L’angoisse s’empara de Huck. Le malheureux perdit toute notion du temps. Il lui sembla qu’il attendait là depuis des siècles. Pourquoi Tom ne revenait-il pas? Ce n’était pas possible, il s’était évanoui, ou bien il était mort. Petit à petit, Huck s’avança dans l’impasse. Il s’attendait d’un moment à l’autre à une catastrophe épouvantable qui le priverait de ses derniers moyens. Déjà, le souffle lui manquait et son cœur battait à se rompre. Soudain, il aperçut une lueur et Tom passa en trombe à côté de lui.

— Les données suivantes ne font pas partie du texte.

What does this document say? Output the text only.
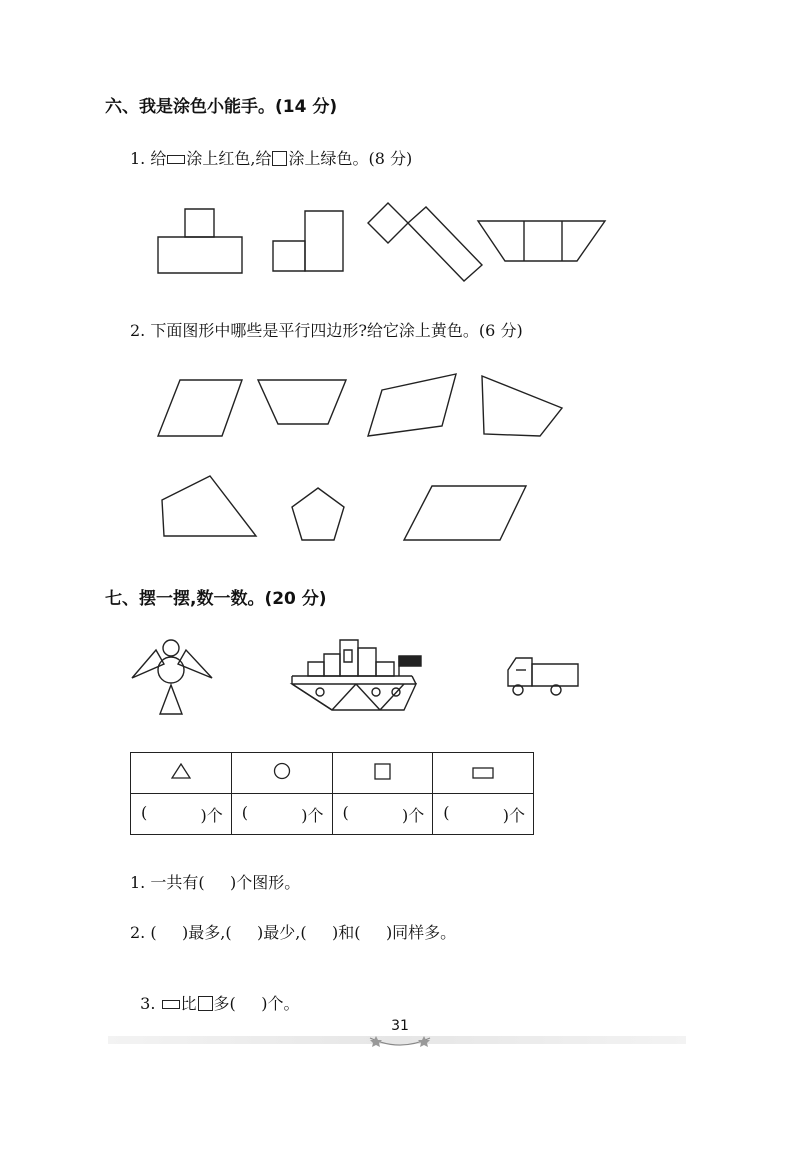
六、我是涂色小能手。(14 分)
1. 给 涂上红色,给 涂上绿色。(8 分)
2. 下面图形中哪些是平行四边形?给它涂上黄色。(6 分)
七、摆一摆,数一数。(20 分)

( )个	( )个	( )个	( )个
1. 一共有(     )个图形。
2. (     )最多,(     )最少,(     )和(     )同样多。

3. 比 多(     )个。

31
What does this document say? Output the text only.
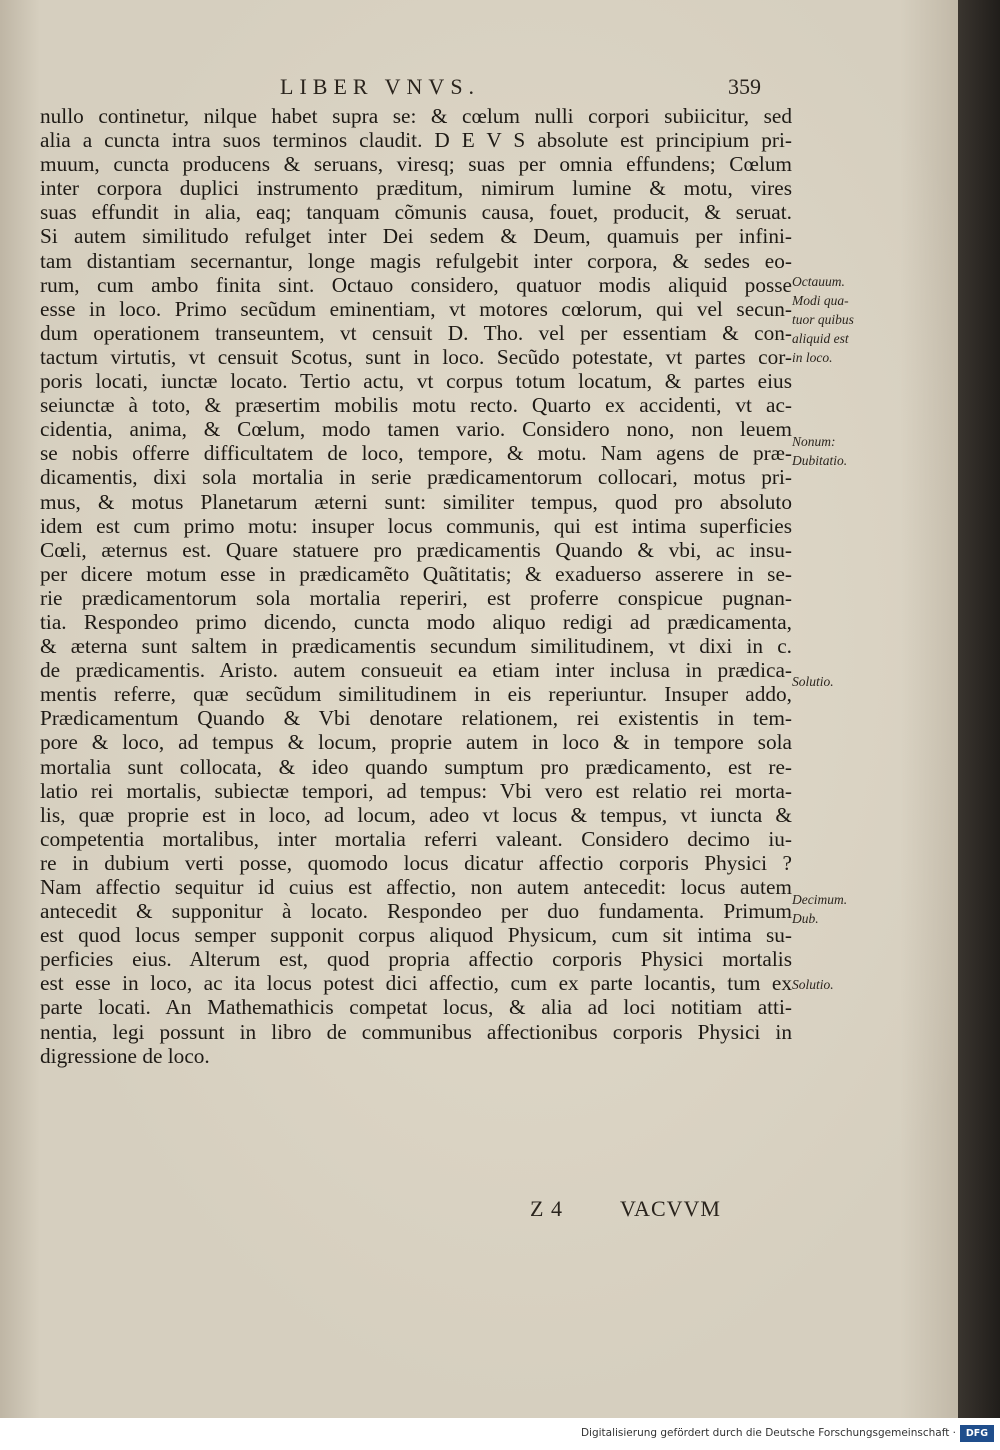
LIBER VNVS.	359
nullo continetur, nilque habet supra se: & cœlum nulli corpori subiicitur, sed
alia a cuncta intra suos terminos claudit. D E V S absolute est principium pri-
muum, cuncta producens & seruans, viresq; suas per omnia effundens; Cœlum
inter corpora duplici instrumento præditum, nimirum lumine & motu, vires
suas effundit in alia, eaq; tanquam cõmunis causa, fouet, producit, & seruat.
Si autem similitudo refulget inter Dei sedem & Deum, quamuis per infini-
tam distantiam secernantur, longe magis refulgebit inter corpora, & sedes eo-
rum, cum ambo finita sint. Octauo considero, quatuor modis aliquid posse
esse in loco. Primo secũdum eminentiam, vt motores cœlorum, qui vel secun-
dum operationem transeuntem, vt censuit D. Tho. vel per essentiam & con-
tactum virtutis, vt censuit Scotus, sunt in loco. Secũdo potestate, vt partes cor-
poris locati, iunctæ locato. Tertio actu, vt corpus totum locatum, & partes eius
seiunctæ à toto, & præsertim mobilis motu recto. Quarto ex accidenti, vt ac-
cidentia, anima, & Cœlum, modo tamen vario. Considero nono, non leuem
se nobis offerre difficultatem de loco, tempore, & motu. Nam agens de præ-
dicamentis, dixi sola mortalia in serie prædicamentorum collocari, motus pri-
mus, & motus Planetarum æterni sunt: similiter tempus, quod pro absoluto
idem est cum primo motu: insuper locus communis, qui est intima superficies
Cœli, æternus est. Quare statuere pro prædicamentis Quando & vbi, ac insu-
per dicere motum esse in prædicamẽto Quãtitatis; & exaduerso asserere in se-
rie prædicamentorum sola mortalia reperiri, est proferre conspicue pugnan-
tia. Respondeo primo dicendo, cuncta modo aliquo redigi ad prædicamenta,
& æterna sunt saltem in prædicamentis secundum similitudinem, vt dixi in c.
de prædicamentis. Aristo. autem consueuit ea etiam inter inclusa in prædica-
mentis referre, quæ secũdum similitudinem in eis reperiuntur. Insuper addo,
Prædicamentum Quando & Vbi denotare relationem, rei existentis in tem-
pore & loco, ad tempus & locum, proprie autem in loco & in tempore sola
mortalia sunt collocata, & ideo quando sumptum pro prædicamento, est re-
latio rei mortalis, subiectæ tempori, ad tempus: Vbi vero est relatio rei morta-
lis, quæ proprie est in loco, ad locum, adeo vt locus & tempus, vt iuncta &
competentia mortalibus, inter mortalia referri valeant. Considero decimo iu-
re in dubium verti posse, quomodo locus dicatur affectio corporis Physici ?
Nam affectio sequitur id cuius est affectio, non autem antecedit: locus autem
antecedit & supponitur à locato. Respondeo per duo fundamenta. Primum
est quod locus semper supponit corpus aliquod Physicum, cum sit intima su-
perficies eius. Alterum est, quod propria affectio corporis Physici mortalis
est esse in loco, ac ita locus potest dici affectio, cum ex parte locantis, tum ex
parte locati. An Mathemathicis competat locus, & alia ad loci notitiam atti-
nentia, legi possunt in libro de communibus affectionibus corporis Physici in
digressione de loco.
Octauum.
Modi qua-
tuor quibus
aliquid est
in loco.
Nonum:
Dubitatio.
Solutio.
Decimum.
Dub.
Solutio.
Z 4	VACVVM
Digitalisierung gefördert durch die Deutsche Forschungsgemeinschaft ·	DFG
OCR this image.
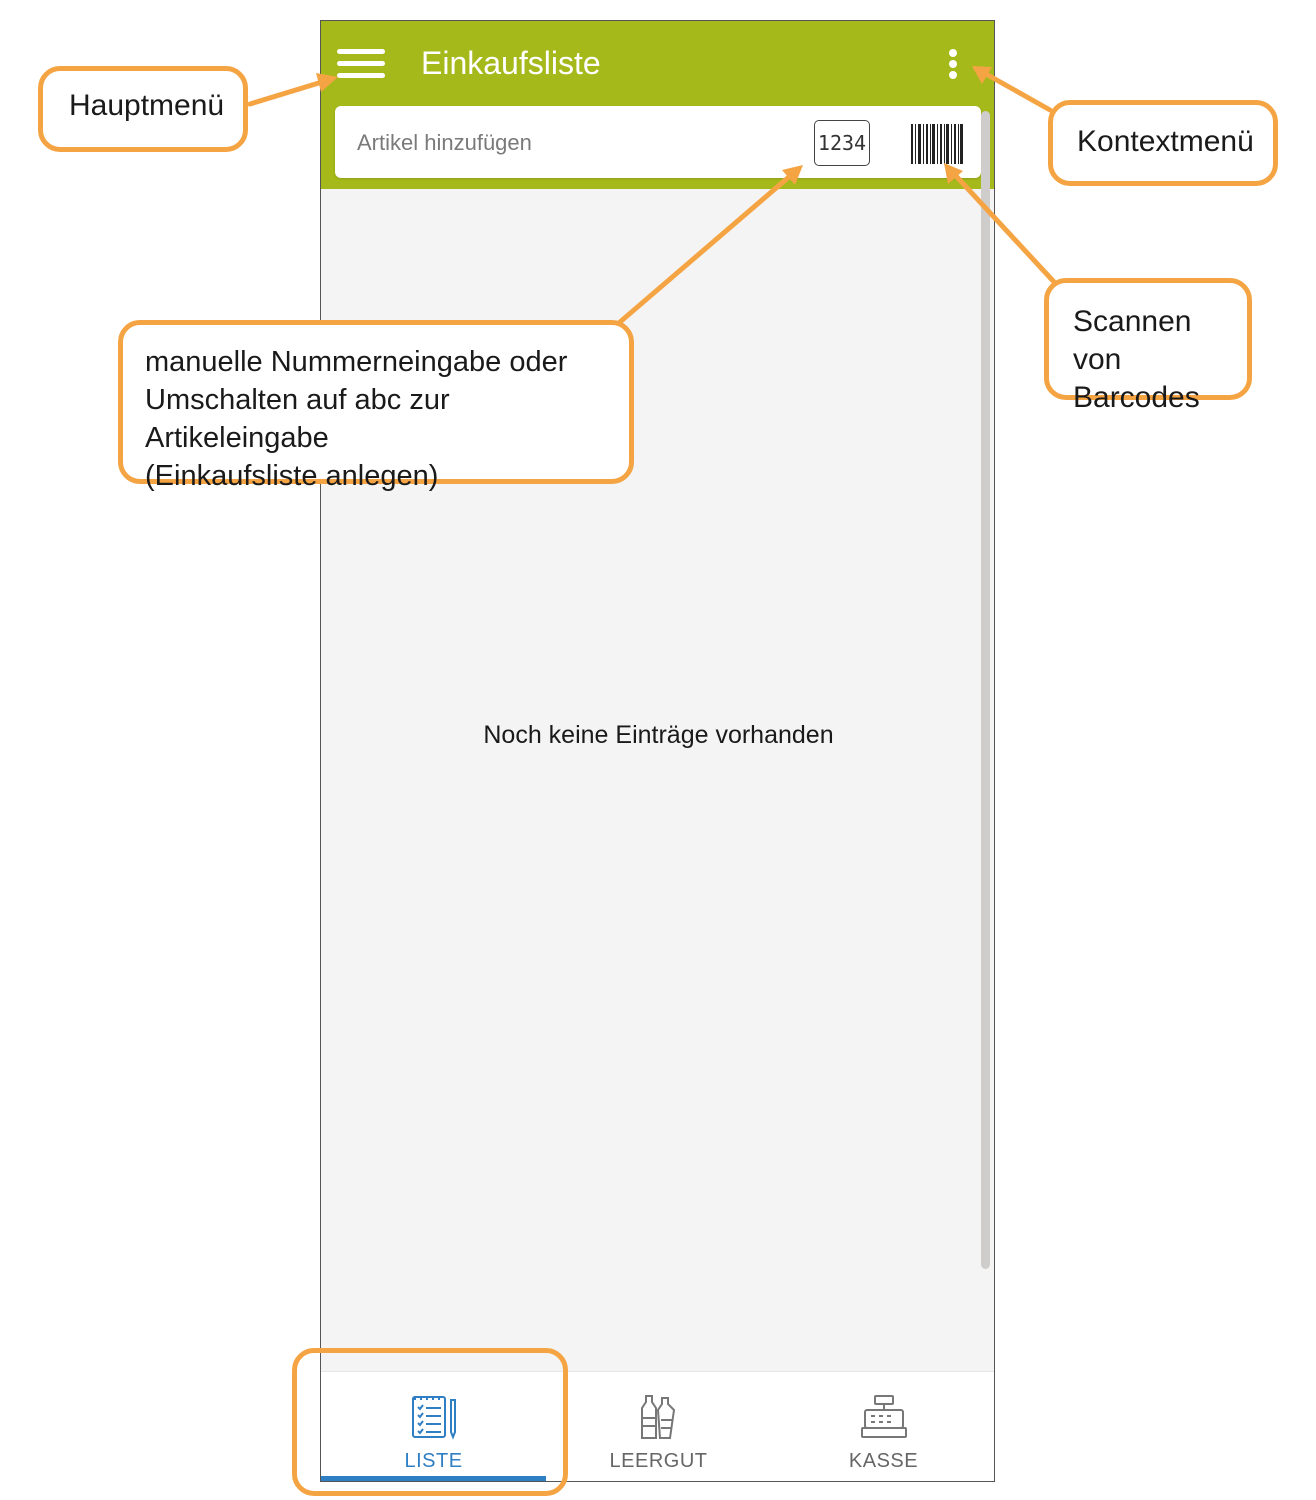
Einkaufsliste
Artikel hinzufügen
1234
Noch keine Einträge vorhanden
LISTE	LEERGUT	KASSE
Hauptmenü
Kontextmenü
Scannen von
Barcodes
manuelle Nummerneingabe oder
Umschalten auf abc zur Artikeleingabe
(Einkaufsliste anlegen)
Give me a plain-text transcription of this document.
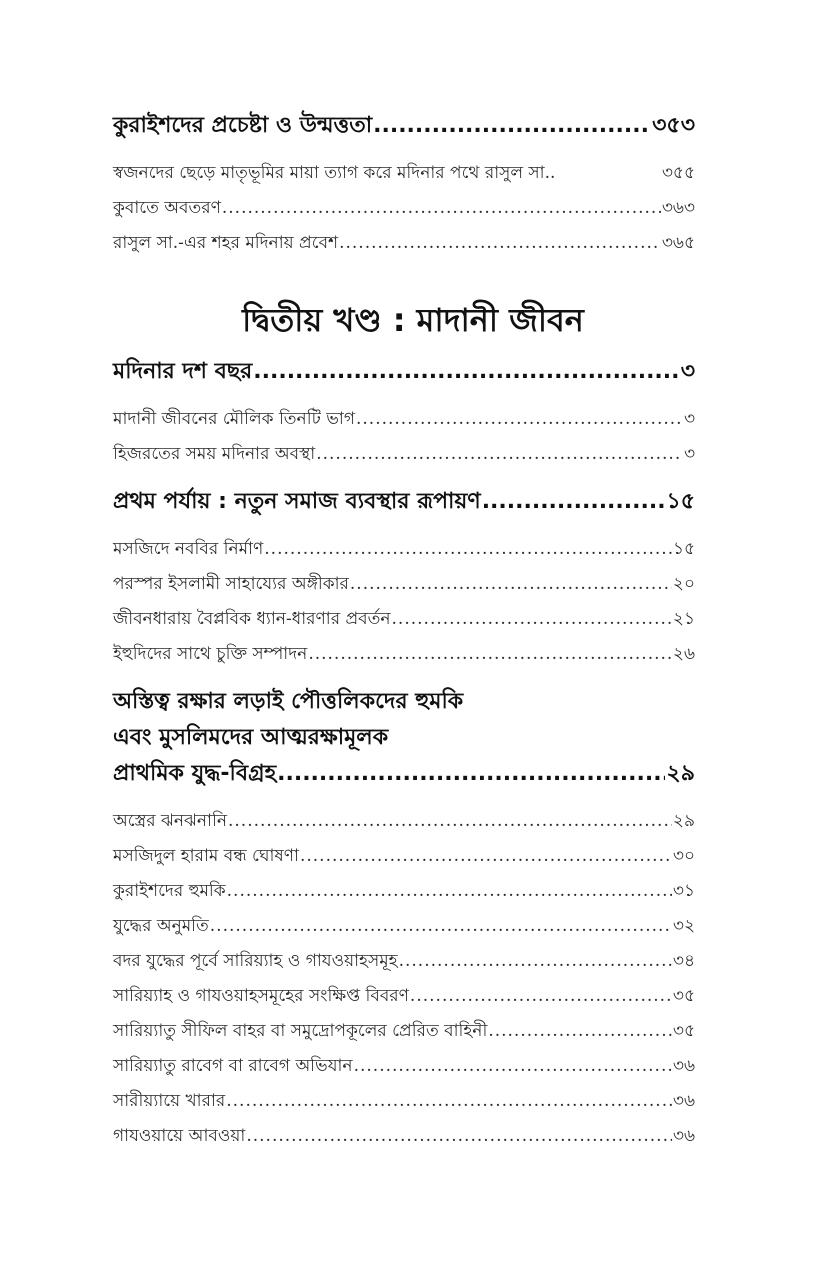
কুরাইশদের প্রচেষ্টা ও উন্মত্ততা .....	৩৫৩
স্বজনদের ছেড়ে মাতৃভূমির মায়া ত্যাগ করে মদিনার পথে রাসুল সা..	৩৫৫
কুবাতে অবতরণ .....	৩৬৩
রাসুল সা.-এর শহর মদিনায় প্রবেশ .....	৩৬৫
দ্বিতীয় খণ্ড : মাদানী জীবন
মদিনার দশ বছর .....	৩
মাদানী জীবনের মৌলিক তিনটি ভাগ .....	৩
হিজরতের সময় মদিনার অবস্থা .....	৩
প্রথম পর্যায় : নতুন সমাজ ব্যবস্থার রূপায়ণ .....	১৫
মসজিদে নববির নির্মাণ .....	১৫
পরস্পর ইসলামী সাহায্যের অঙ্গীকার .....	২০
জীবনধারায় বৈপ্লবিক ধ্যান-ধারণার প্রবর্তন .....	২১
ইহুদিদের সাথে চুক্তি সম্পাদন .....	২৬
অস্তিত্ব রক্ষার লড়াই পৌত্তলিকদের হুমকি
এবং মুসলিমদের আত্মরক্ষামূলক
প্রাথমিক যুদ্ধ-বিগ্রহ .....	২৯
অস্ত্রের ঝনঝনানি .....	২৯
মসজিদুল হারাম বন্ধ ঘোষণা .....	৩০
কুরাইশদের হুমকি .....	৩১
যুদ্ধের অনুমতি .....	৩২
বদর যুদ্ধের পূর্বে সারিয়্যাহ ও গাযওয়াহসমূহ .....	৩৪
সারিয়্যাহ ও গাযওয়াহসমূহের সংক্ষিপ্ত বিবরণ .....	৩৫
সারিয়্যাতু সীফিল বাহর বা সমুদ্রোপকূলের প্রেরিত বাহিনী .....	৩৫
সারিয়্যাতু রাবেগ বা রাবেগ অভিযান .....	৩৬
সারীয়্যায়ে খারার .....	৩৬
গাযওয়ায়ে আবওয়া .....	৩৬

«Sauve-toi, au nom du Ciel, sauve-toi!» cria-t-il à Huck.
Un seul avertissement aurait suffi car au second «sauve-toi!» Huck faisait déjà du quarante ou du cinquante à l’heure. Les deux amis ne s’arrêtèrent que lorsqu’ils eurent atteint un abattoir désaffecté, à l’extrémité du village. À peine y eurent-ils pénétré que l’orage éclata. La pluie se mit à tomber à torrents. Dès qu’il eut repris son haleine, Tom murmura:
«Oh! Huck, c’est effroyable! J’ai essayé deux des clefs que j’avais prises, mais elles faisaient un tel bruit dans la serrure que je ne pouvais plus bouger. Et puis, elles ne voulaient pas tourner. Alors, sans savoir ce que je faisais, j’ai pris le bouton de la porte à pleines mains et la porte s’est ouverte. Elle n’était pas fermée à clef! Je suis entré, j’ai découvert ma lanterne, et qu’est-ce que j’ai vu?